There are other similar methods that just delegate to the child, but those are the simple ones relevant for how hover works. Then there's on_event, which is where the important part happens:

    fn on_event(
        &mut self,
        tree: &mut Tree,
        event: Event,
        layout: Layout<'_>,
        cursor_position: Point,
        renderer: &Renderer,
        clipboard: &mut dyn Clipboard,
        shell: &mut Shell<'_, Message>,
    ) -> event::Status {
        if let event::Status::Captured = self
            .content
            .as_widget_mut()
            .on_event(
                &mut tree.children[0],
                event,
                layout.children().next().unwrap(),
                cursor_position,
                renderer,
                clipboard,
                shell,
            )
        {
            return event::Status::Captured;
        }

        let mut state = tree.state.downcast_mut::<State>();
        let was_hovered = state.is_hovered;
        let now_hovered = layout
            .bounds()
            .contains(cursor_position);

        match (was_hovered, now_hovered) {
            (true, true) => {}
            (false, false) => {}
            (true, false) => {
                // exited hover
                state.is_hovered = now_hovered;
                shell.publish(self.on_unhover.clone());
            }
            (false, true) => {
                // entered hover
                state.is_hovered = now_hovered;
                shell.publish(self.on_hover.clone());
            }
        }

        event::Status::Ignored
    }

The first chunk there is taken from button again, and delegates to the content in case it has its own event handling to do. The call to downcast_mut is where we're dynamically grabbing the current hover state from the state tree node. Then we find out if the state changed, update it, and emit the appropriate event.

It's worth noting that downcast_mut will panic if you have the wrong node - we're in the under-the-hood, dont-screw-up part of iced here.

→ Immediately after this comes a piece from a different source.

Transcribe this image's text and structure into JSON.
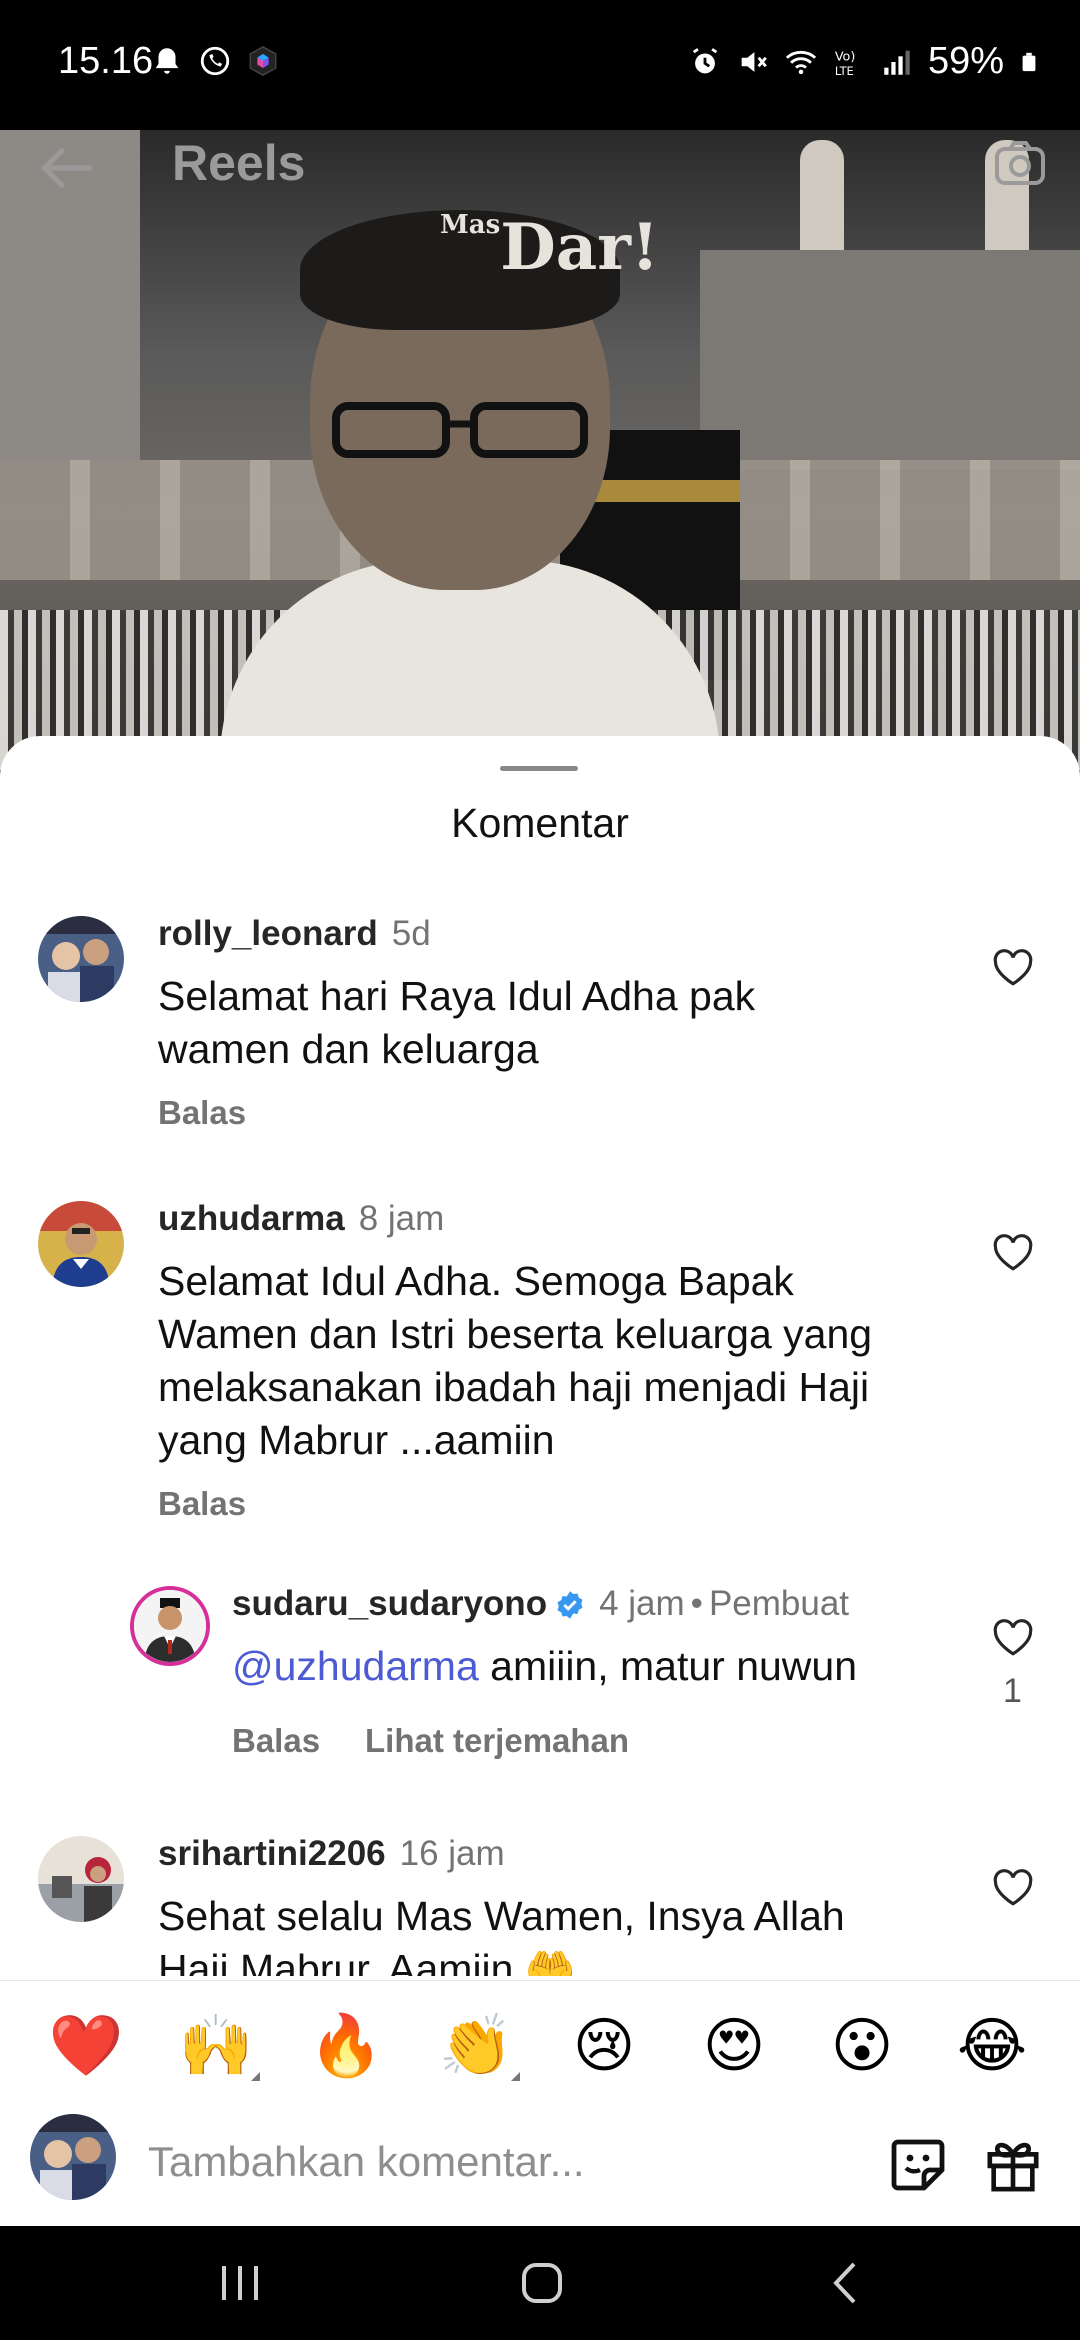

Here's what using the widget in an app could look like. First, we need to track a unique id for the hovered item in our model:

#[derive(Debug)]
struct Ui {
    // ...
    hovered_song_id: Option<SongId>,
}

#[derive(Debug, Clone)]
pub enum Message {
    // ...
    HoveredSong(SongId),
    UnhoveredSong(SongId),
}

And then handle the enter/exit messages in our update function:

fn update(&mut self, message: Message) -> Command<Message> {
    match message {
        // ...
        Message::HoveredSong(song_id) => {
            self.hovered_song_id = Some(song_id);
            Command::none()
        }

        Message::UnhoveredSong(song_id) => {
            if self.hovered_song_id == Some(song_id) {
                self.hovered_song_id = None;
            }
            Command::none()
        }
    }
}

With the state and messages handled, we can use the widget in our view (here assuming we've built up song_row content previously):

Hoverable::new(
    song_row,
    Message::HoveredSong(song.id),
    Message::UnhoveredSong(song.id),
)
.padding(2)

That's that

The final code I ended up using is available here. It has some additional indirection with an Effect type that I may write up in its own post.

Iced is still alpha software, and if you use it you'll need to spend time reading the library rather than relying solely on docs. Even acknowledging that, I've found it nice to use, and definitely mature enough for hobby projects.